This solution uses a digital trie to encode the strings to search.
A good background to this data structure can be found here:
Ternary Search Trees | Dr Dobb's,
which also discusses a better solution that I did not explore (ternary
search trees).
A trie has a search speed that is O(m), where m is the number of
characters in the string to find in the dictionary. A hash table is
O(1), which is theoretically faster than a trie, but in practice the
trie is faster because the has table has to hash all characters in the
string to create the hash key, whereas the trie can reject a string by
matching as little as 1 character.
The solution trades memory usage for speed. Every string in the
dictionary is organized into a hierarchy of character codes.
Essentially, the dictionary encodes a DFA (deterministic finite
automaton) where each character code is a transition from one node to
the next one. This provides very fast search speeds, especially when a
non-matching string is encountered. In other words, the trie can reject
incorrect strings very quickly (as soon as a non-matching prefix to a
valid string is seen).
To store a string in the dictionary, we start at the root (which is just
a hash
or array of the character codes of the first character of every string
in the
dictionary).
trie = root
for each character code in the string to store
trie[character code] ||= {} # or [], if arrays used
trie = trie[character code] # drop down 1 level
end
trie[0] = true # Mark end of word (code 0 will never be used)
It is necessary to mark the end of a word because you can get words that
are prefixes of other words (for example, can, canna, and cannabis).
This allows you to decide if you want to use a least-prefix or greedy
search. This code uses a least-prefix search that returns the shortest
matching string in the dictionary. This is due to the requirements of
the quiz. However, it should be easy enough to code a greedy search.
The search algorithm is surprisingly simple. The search space is the
text that
we want to search for matching strings. The code starts at the first
character of the search space and tries to find a match in the
dictionary anchored at that position. If it does not detect a match, it
moves the anchor to the next character and starts again.
trie = root
for each character code in the search space
break unless character code is in trie
trie = trie[character code]
end
found a valid string if trie[0] exists
Each character in the dictionary to be searched is an index into a hash.

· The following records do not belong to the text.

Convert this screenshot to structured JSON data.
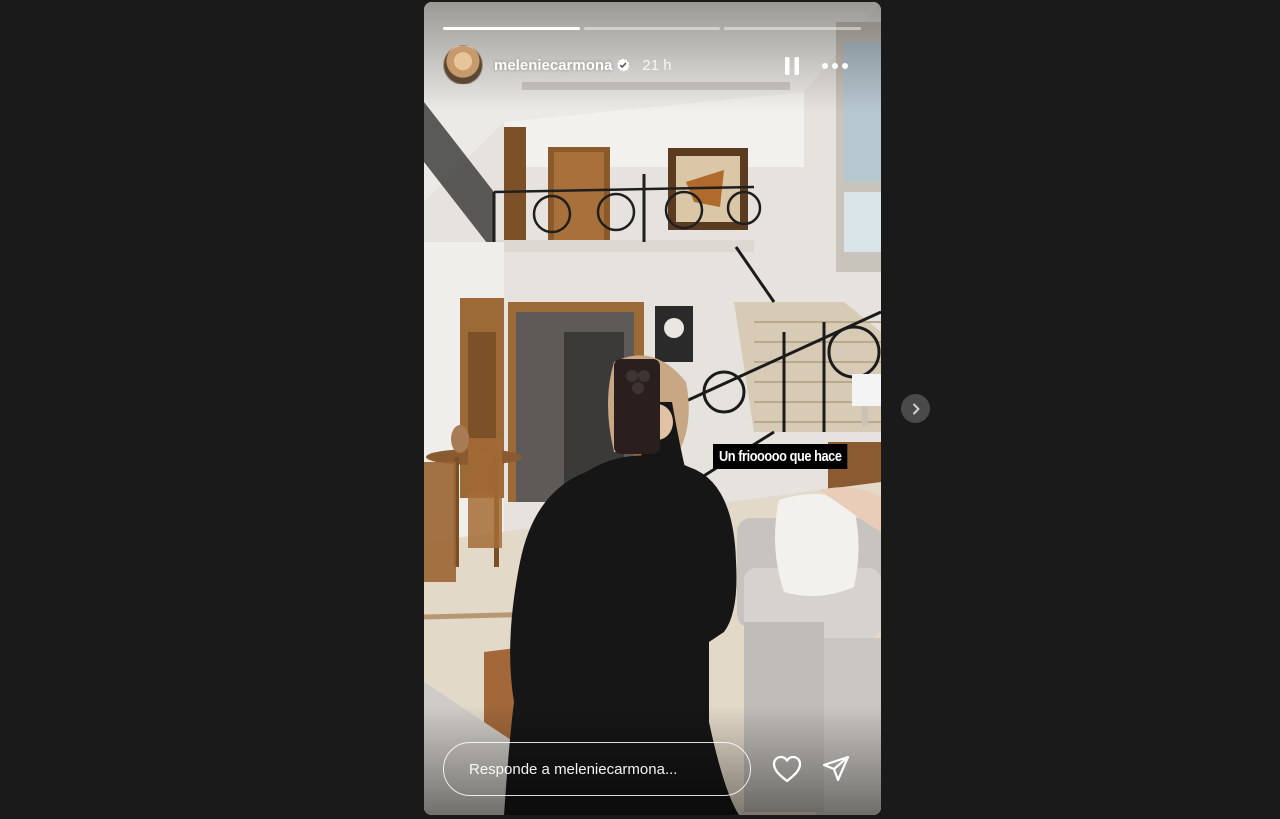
{
  "story": {
    "progress": [
      1.0,
      0.0,
      0.0
    ],
    "progress_current": 0.15,
    "username": "meleniecarmona",
    "timestamp": "21 h",
    "caption": "Un friooooo que hace",
    "reply_placeholder": "Responde a meleniecarmona..."
  },
  "icons": {
    "pause": "pause-icon",
    "more": "more-horizontal-icon",
    "like": "heart-icon",
    "share": "send-icon",
    "next": "chevron-right-icon",
    "verified": "verified-badge-icon"
  },
  "colors": {
    "background": "#1a1a1a",
    "text": "#ffffff",
    "caption_bg": "#000000",
    "next_button": "#4a4a4a"
  }
}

Informal benchmarks on my system (Intel Core 2 Duo E6600 on Win XP 32
bit)
shows a memory usage of about 15MB when using a hash as the basic trie
storage, and 30+Mb using an array, when storing a dictionary of 24,001
words.
The speed seems to be about the same either way, so the hash solution is
the best bet.
The test code finds all words in the 24,001 word dictionary in a text of
about
600KB. On my system, this takes around 2 seconds. This does include a
possibly
incorrect optimization: once a word is matched, the anchor point is
moved to
after the word so that substrings within the word are not matched. This
may
or may not be what is desired, but removing this optimization almost
doubles
the run time.
The code itself is fairly short:
class DictionaryMatcher
attr_reader :word_count
def initialize
@trie = {}
@word_count = 0
end
def add_word(word)
@word_count += 1
container = @trie
word.each_byte do |b|
container[b] = {} unless container.has_key? b
container = container[b]
end
container[0] = true # Mark end of word
end
def include?(word)
container = @trie
word.each_byte do |b|
break unless container.has_key? b
container = container[b]
end
container[0]
end
def =~(text)
text_end = text.length - 1
pos = 0
while pos <= text_end do
container = @trie
pos.upto(text_end) do |i|
b = text[i]
break unless container.has_key? b
container = container[b]
end
return pos if container[0] # Match
pos += 1
end
nil
end
Return container of matches in text [[pos, len], …]
or call block if provided (returns [])
def find_all_matching(text, &block)
matches = []
block = lambda { |pos, len| matches << [pos, len] } unless block
pos = 0
text_end = text.length - 1
while pos <= text_end do
container = @trie
len = 0
pos.upto(text_end) do |i|
b = text[i]
break unless container.has_key?(b)
container = container[b]
len += 1
end
if container[0] # Match
block.call(pos, len)
pos += len # Skip over word
else
pos += 1
end
end
matches
end
implement much of the rest of the interface implemented by Regexps
alias_method :===, :=~
alias_method :match, :=~
alias_method :<<, :add_word
Add words from a file
def add_words(words_file)
IO.foreach(words_file) do |line|
add_word line.chomp
end
end
end
I have posted the code, Test::Unit tests, the test file, and dictionary
file on my web site here:
http://finecomputerconsultants.com/ruby_quiz/dictionary_matcher-0.1.tgz
I hope I have not violated any copyrights/lefts by supplying the text
files; if so, let me know and I will remedy this.